Era a sua filha preferida e podia falar com o pai nesse tom impertinente.
— Nunca ela me deu motivo para bater nela — respondeu-lhe.
E a mãe balançou a cabeça afirmativamente e sorriu.
Connie contou-lhe como o marido lhe havia tirado o dinheiro do presente de casamento e nunca lhe dissera o que fizera com ele. O pai deu de ombros.
— Eu teria feito o mesmo, se minha mulher fosse tão insolente como você — acrescentou o pai.
Assim, voltou para casa, tanto desnorteada quanto apavorada. Sempre fora a predileta do pai, e não podia compreender a frieza dele agora.

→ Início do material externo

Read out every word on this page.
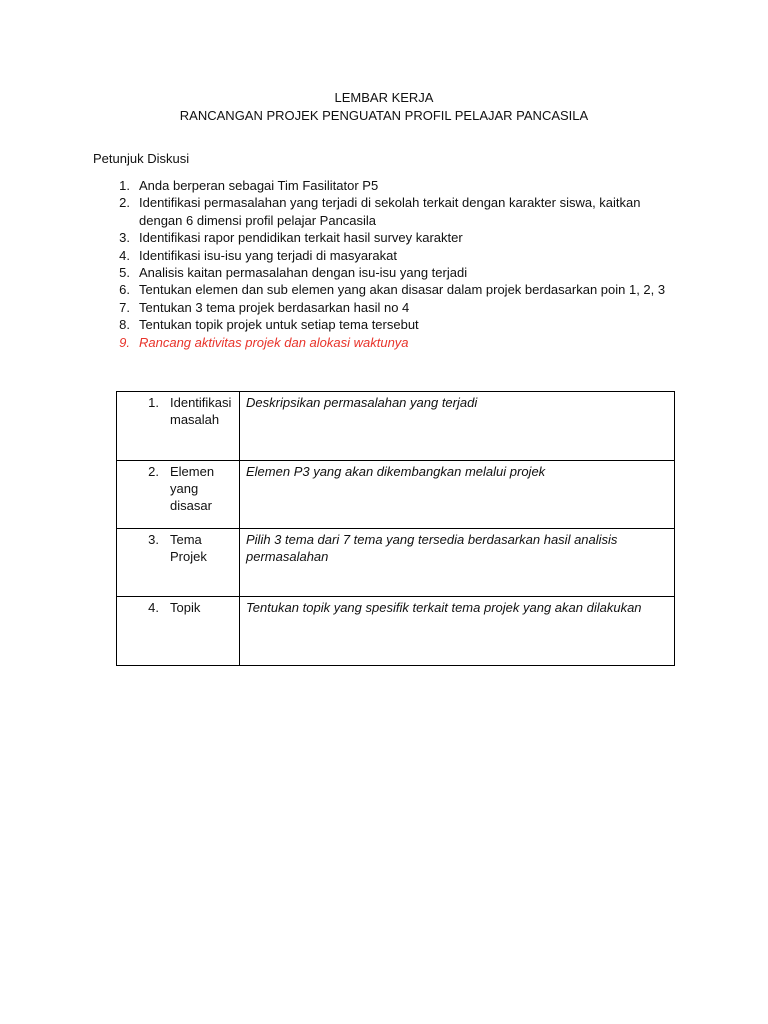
LEMBAR KERJA
RANCANGAN PROJEK PENGUATAN PROFIL PELAJAR PANCASILA
Petunjuk Diskusi
1. Anda berperan sebagai Tim Fasilitator P5
2. Identifikasi permasalahan yang terjadi di sekolah terkait dengan karakter siswa, kaitkan dengan 6 dimensi profil pelajar Pancasila
3. Identifikasi rapor pendidikan terkait hasil survey karakter
4. Identifikasi isu-isu yang terjadi di masyarakat
5. Analisis kaitan permasalahan dengan isu-isu yang terjadi
6. Tentukan elemen dan sub elemen yang akan disasar dalam projek berdasarkan poin 1, 2, 3
7. Tentukan 3 tema projek berdasarkan hasil no 4
8. Tentukan topik projek untuk setiap tema tersebut
9. Rancang aktivitas projek dan alokasi waktunya
1. Identifikasi masalah	Deskripsikan permasalahan yang terjadi

2. Elemen yang disasar	Elemen P3 yang akan dikembangkan melalui projek

3. Tema Projek	Pilih 3 tema dari 7 tema yang tersedia berdasarkan hasil analisis permasalahan

4. Topik	Tentukan topik yang spesifik terkait tema projek yang akan dilakukan
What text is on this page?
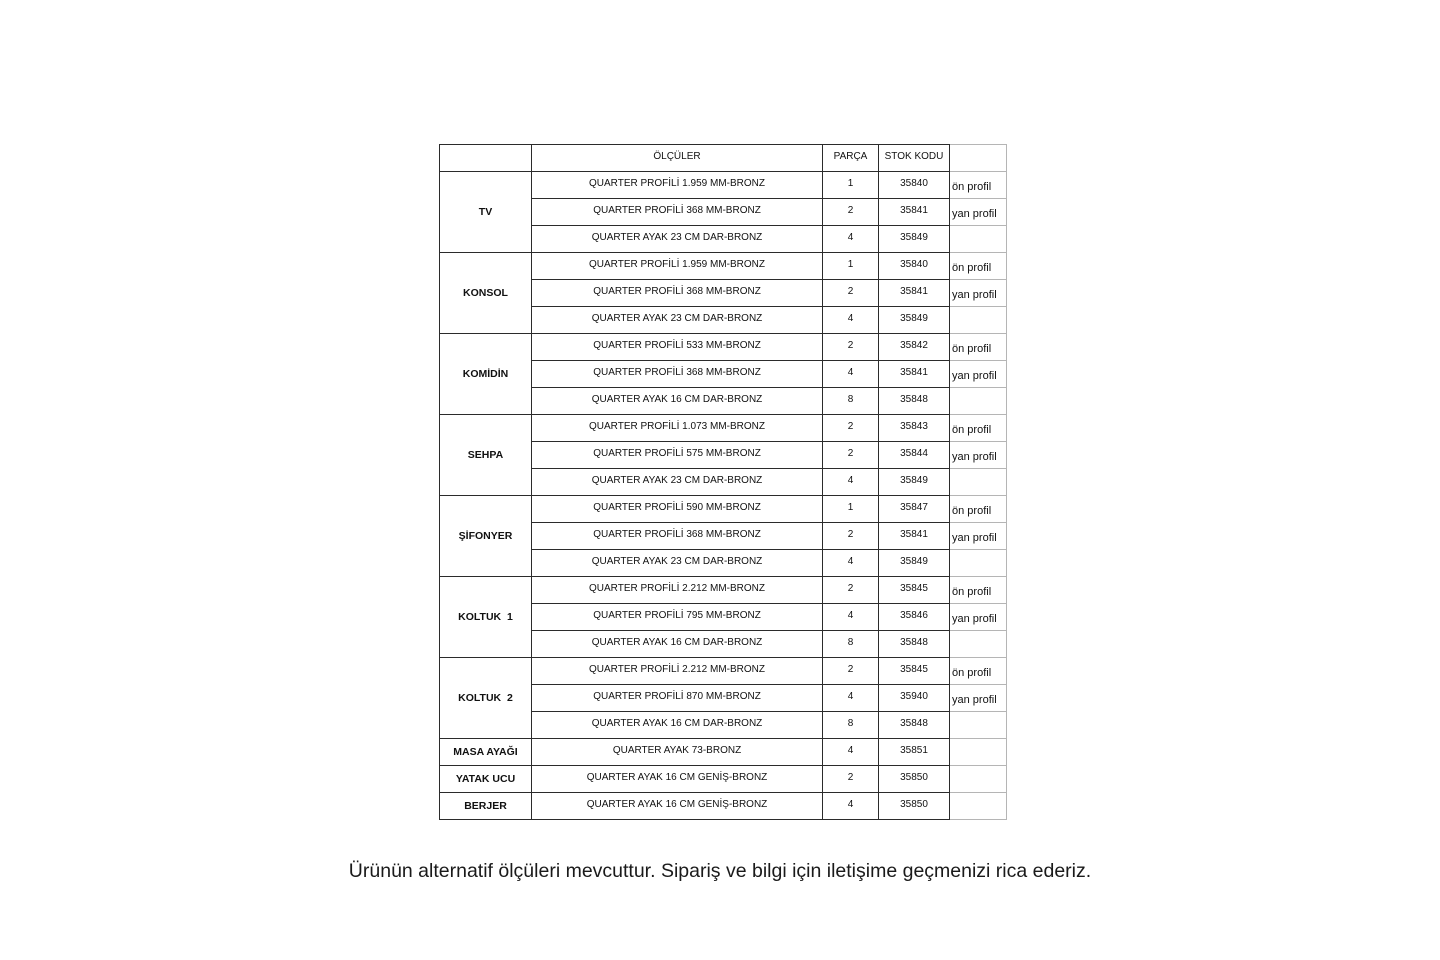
	ÖLÇÜLER	PARÇA	STOK KODU	
TV	QUARTER PROFİLİ 1.959 MM-BRONZ	1	35840	ön profil
	QUARTER PROFİLİ 368 MM-BRONZ	2	35841	yan profil
	QUARTER AYAK 23 CM DAR-BRONZ	4	35849	
KONSOL	QUARTER PROFİLİ 1.959 MM-BRONZ	1	35840	ön profil
	QUARTER PROFİLİ 368 MM-BRONZ	2	35841	yan profil
	QUARTER AYAK 23 CM DAR-BRONZ	4	35849	
KOMİDİN	QUARTER PROFİLİ 533 MM-BRONZ	2	35842	ön profil
	QUARTER PROFİLİ 368 MM-BRONZ	4	35841	yan profil
	QUARTER AYAK 16 CM DAR-BRONZ	8	35848	
SEHPA	QUARTER PROFİLİ 1.073 MM-BRONZ	2	35843	ön profil
	QUARTER PROFİLİ 575 MM-BRONZ	2	35844	yan profil
	QUARTER AYAK 23 CM DAR-BRONZ	4	35849	
ŞİFONYER	QUARTER PROFİLİ 590 MM-BRONZ	1	35847	ön profil
	QUARTER PROFİLİ 368 MM-BRONZ	2	35841	yan profil
	QUARTER AYAK 23 CM DAR-BRONZ	4	35849	
KOLTUK  1	QUARTER PROFİLİ 2.212 MM-BRONZ	2	35845	ön profil
	QUARTER PROFİLİ 795 MM-BRONZ	4	35846	yan profil
	QUARTER AYAK 16 CM DAR-BRONZ	8	35848	
KOLTUK  2	QUARTER PROFİLİ 2.212 MM-BRONZ	2	35845	ön profil
	QUARTER PROFİLİ 870 MM-BRONZ	4	35940	yan profil
	QUARTER AYAK 16 CM DAR-BRONZ	8	35848	
MASA AYAĞI	QUARTER AYAK 73-BRONZ	4	35851	
YATAK UCU	QUARTER AYAK 16 CM GENİŞ-BRONZ	2	35850	
BERJER	QUARTER AYAK 16 CM GENİŞ-BRONZ	4	35850	

Ürünün alternatif ölçüleri mevcuttur. Sipariş ve bilgi için iletişime geçmenizi rica ederiz.
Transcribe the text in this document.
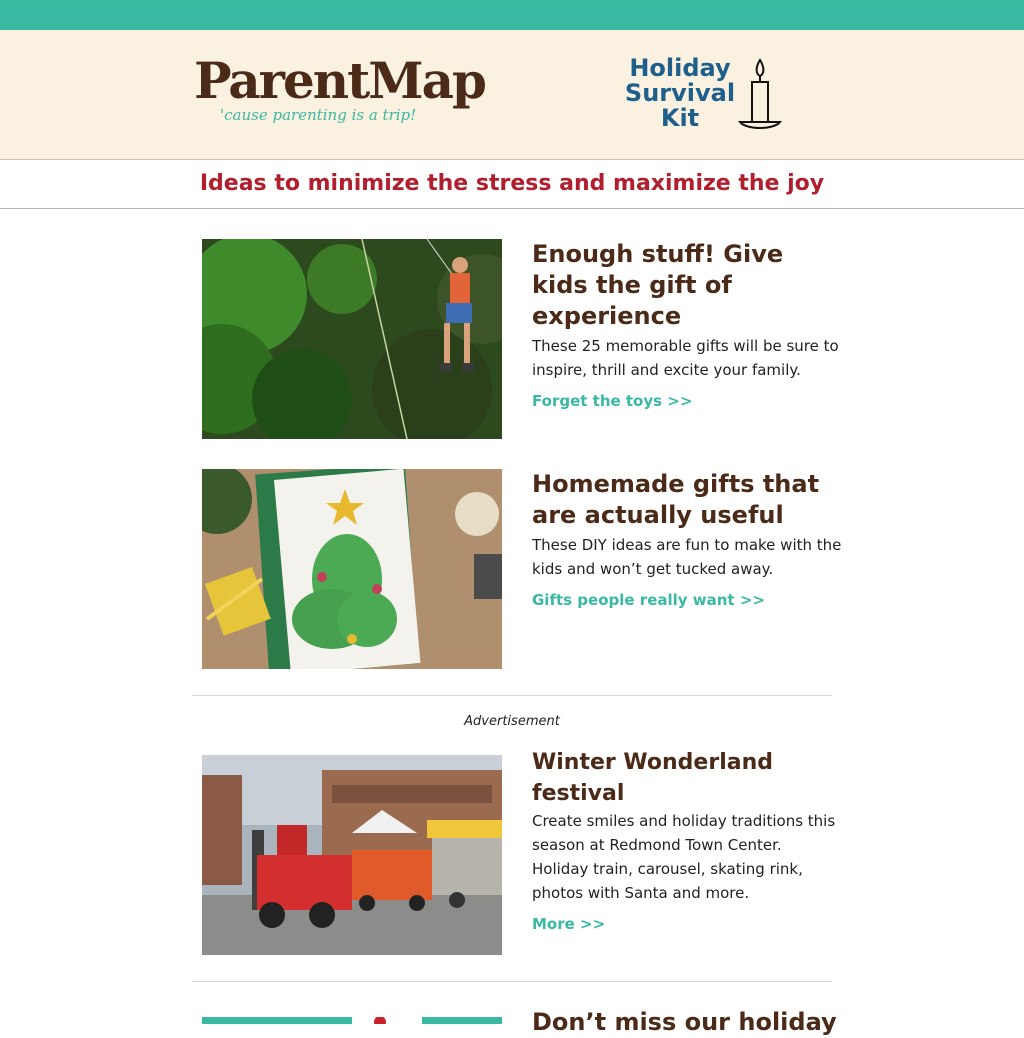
ParentMap
'cause parenting is a trip!
Holiday
Survival
Kit
Ideas to minimize the stress and maximize the joy
Enough stuff! Give kids the gift of experience
These 25 memorable gifts will be sure to inspire, thrill and excite your family.
Forget the toys >>
Homemade gifts that are actually useful
These DIY ideas are fun to make with the kids and won’t get tucked away.
Gifts people really want >>
Advertisement
Winter Wonderland festival
Create smiles and holiday traditions this season at Redmond Town Center. Holiday train, carousel, skating rink, photos with Santa and more.
More >>
Don’t miss our holiday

Entretanto, Don Corleone não foi tão indiferente como fingira. Mandou investigar, descobrindo o fim que Carlo Rizzi dera ao dinheiro do presente de casamento. Ele havia designado homens para trabalharem no negócio de bookmaker de Carlo Rizzi, os quais comunicariam a Hagen tudo o que ele fazia. Mas Don Corleone não podia intervir. Que se podia esperar de um homem que cumprisse seus deveres de esposo com uma mulher cuja família ele temesse? Era uma situação impossível e em que não se atrevia a meter-se. Quando Connie engravidou, convenceu-se do acerto de sua decisão e sentiu que nunca deveria intervir, embora Connie se queixasse à mãe de mais alguns bofetões que levava e a mãe se preocupava tanto, que contava a Don Corleone.
Connie chegou a insinuar que queria o divórcio. Pela primeira vez na vida de Connie, o pai se zangara com ela.
— Ele é o pai de seu filho. Como pode uma criança nascer nesse mundo se não tem pai? — perguntou a Connie.
Tomando conhecimento de tudo isso, Carlo Rizzi adquiriu mais confiança em si. Sentia-se perfeitamente seguro. De fato, ele se pavoneava entre seus “apontadores” de apostas, Sally Rags e Coach, da maneira como batia na mulher, quando ela o aborrecia, e percebia o olhar de respeito deles, ao saberem que ele tinha a coragem de maltratar a filha do grande Don Corleone.
Entretanto Rizzi não se sentiria tão seguro se soubesse que quando Sonny Corleone foi informado dessas surras, foi atacado de uma fúria assassina e só se conteve por causa da ordem enérgica e imperiosa do próprio Don Corleone, ordem que nem mesmo Sonny se atrevia a desobedecer. Era esse o motivo por que Sonny evitava Rizzi, pois não confiava muito em poder controlar o seu temperamento.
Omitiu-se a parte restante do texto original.